I will confine myself to one rather brief and quasi-critical comment on the picture of modal metaphysics that Stalnaker so develops. It is clearly Stalnaker’s view that commitment to possible worlds follows from commitment to the use of the possible worlds “framework”. Stalnaker also thinks that the possible worlds framework is analogous to the semantic framework for first-order logic both in terms of its salience qua best theory of the relevant data (modal talk/non-modal talk) and in calling for a functionalist interpretation of its key theoretical terms (“possible world”/”individual”) [168-71]. Naturally, then, Stalnaker, with many others, is inclined to think that the really important questions in modal metaphysics are engaged after commitment to a plurality of possible worlds is admitted and that we then discover the nature of modal reality by clarifying (explicitly or implicitly) the nature of the worlds. But there are many crucial points in this chain of reasoning at which we might be tempted to raise questions. And here is one such point that merits emphasis.

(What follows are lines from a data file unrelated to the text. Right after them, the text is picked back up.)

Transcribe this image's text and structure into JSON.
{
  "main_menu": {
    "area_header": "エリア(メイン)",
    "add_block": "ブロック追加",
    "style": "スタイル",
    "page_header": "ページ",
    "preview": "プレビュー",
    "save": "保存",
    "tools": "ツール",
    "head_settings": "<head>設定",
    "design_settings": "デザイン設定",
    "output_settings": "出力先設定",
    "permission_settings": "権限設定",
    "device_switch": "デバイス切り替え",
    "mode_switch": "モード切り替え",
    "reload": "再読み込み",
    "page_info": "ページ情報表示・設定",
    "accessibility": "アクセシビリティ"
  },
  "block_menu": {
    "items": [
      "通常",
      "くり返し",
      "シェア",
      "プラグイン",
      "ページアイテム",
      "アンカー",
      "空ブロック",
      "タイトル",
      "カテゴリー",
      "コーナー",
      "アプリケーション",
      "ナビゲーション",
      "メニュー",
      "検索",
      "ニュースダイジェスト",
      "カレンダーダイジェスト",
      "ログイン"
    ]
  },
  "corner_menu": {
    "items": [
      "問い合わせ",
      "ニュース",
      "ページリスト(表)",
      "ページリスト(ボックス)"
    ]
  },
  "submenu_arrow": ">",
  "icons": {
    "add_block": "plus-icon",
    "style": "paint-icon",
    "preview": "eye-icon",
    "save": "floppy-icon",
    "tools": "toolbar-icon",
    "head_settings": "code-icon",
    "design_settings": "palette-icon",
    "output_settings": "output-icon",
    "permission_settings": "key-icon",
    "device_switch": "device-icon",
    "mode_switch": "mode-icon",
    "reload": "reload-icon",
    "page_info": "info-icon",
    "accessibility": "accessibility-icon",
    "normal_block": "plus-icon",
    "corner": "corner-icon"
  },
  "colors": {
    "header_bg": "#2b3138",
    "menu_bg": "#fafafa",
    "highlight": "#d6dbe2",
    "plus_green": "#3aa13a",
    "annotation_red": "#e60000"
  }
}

As Stalnaker properly notes, we can separate the conceptual (semantic) claim that modal locutions are to be analysed in terms of quantification over possible worlds from the metaphysical (ontological) claim that there are any (non-actualized) possible worlds [40]. Thus, full acceptance of the possible worlds semantic framework ought to be consistent with a metaphysical attitude of non-belief in the existence non-actualized possible worlds. It is not uncommon in other cases for philosophers to accept the orthodox quantificational semantics for a discourse (mathematics, microphysical theory or morals – say) while declining belief in the controversial entities in question. Such philosophers do so at the price of revising orthodox opinion about which sentences may be held true and, thus, various (literalist) error-theoretic and agnostic views of mathematics, microphysical theory or morals are born. So having taught us that we must be vigilant in separating semantic from metaphysical questions, and having so opened the door to the investigation of error-theoretic or agnostic positions about the modal, it is a pity that Stalnaker does not point us further in that direction or intimate why he thinks it unprofitable to proceed along it.

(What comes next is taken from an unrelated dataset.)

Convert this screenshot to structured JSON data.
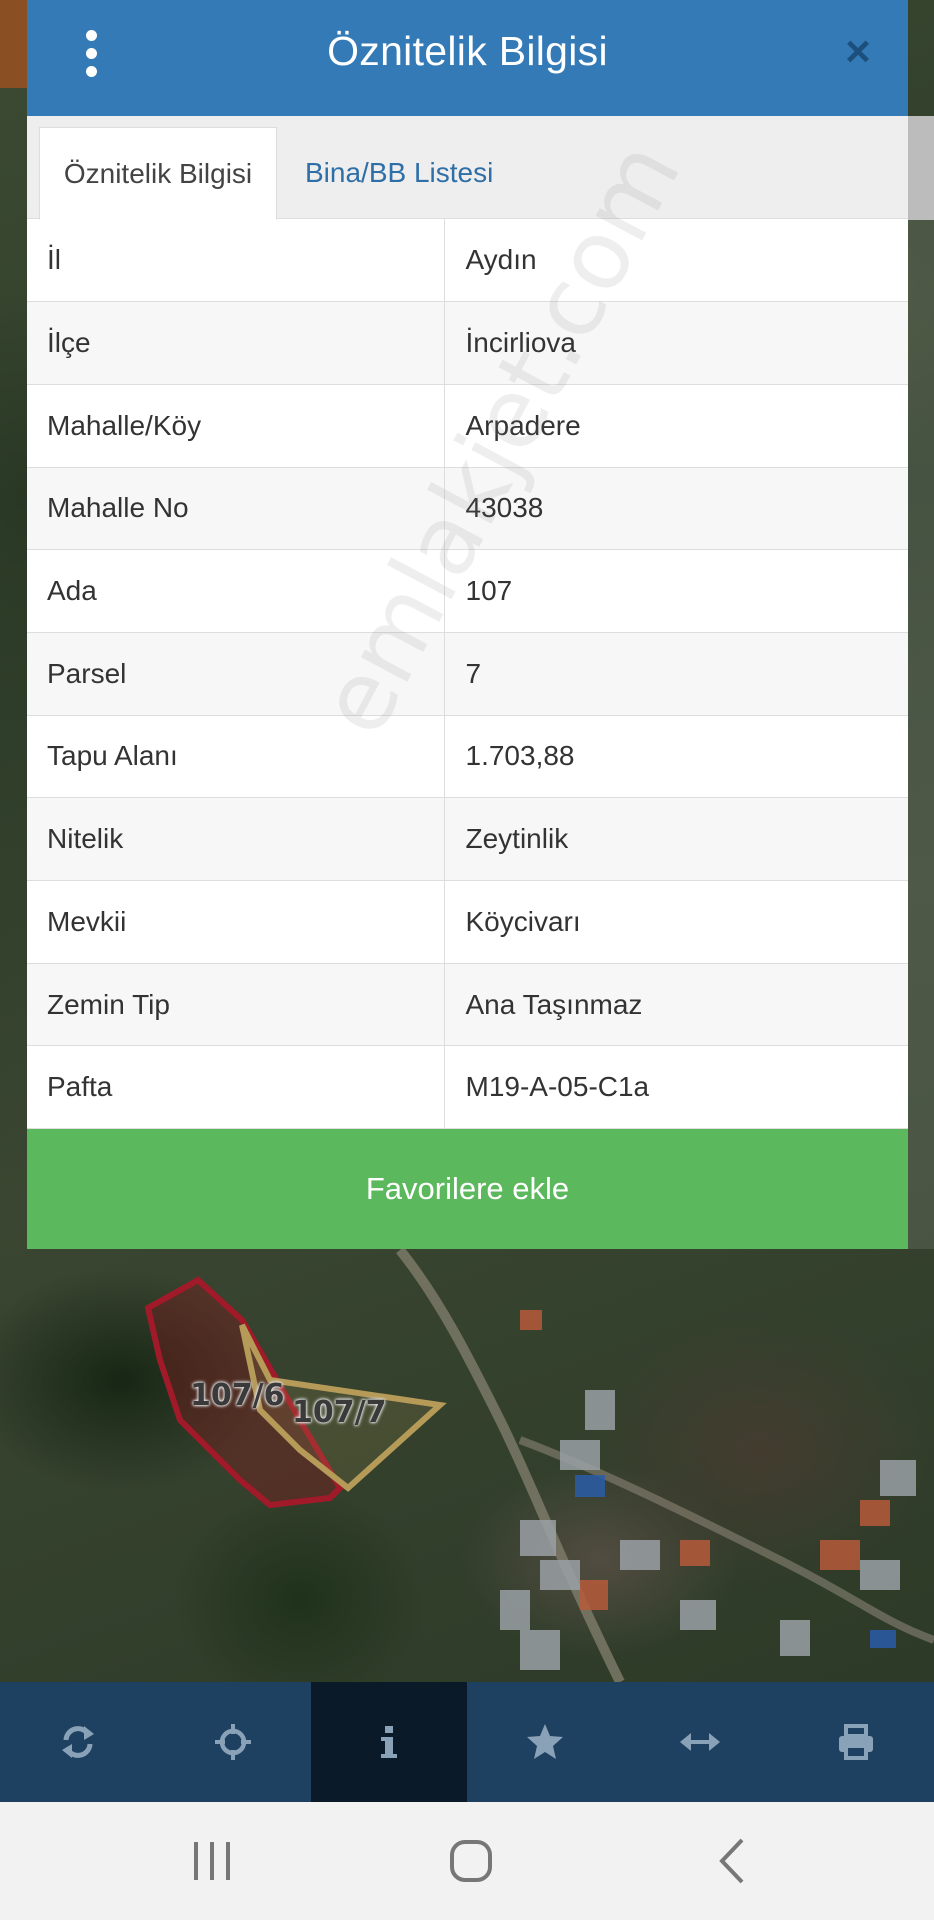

To summarize, however, this collection brings together important essays of consistently high quality by a leading contemporary metaphysician. The prospect of a collection offers the author the opportunity to take an overview of his work and to identify its core and unifying themes. And when this opportunity is taken, what is distinctive and demanding of our attention in the author’s work emerges more clearly and the work itself emerges with added significance. Robert Stalnaker has taken this opportunity, and so Ways a World Might Be is a collection which stands as a genuinely valuable addition to his previously published work and to the literature of contemporary metaphysics.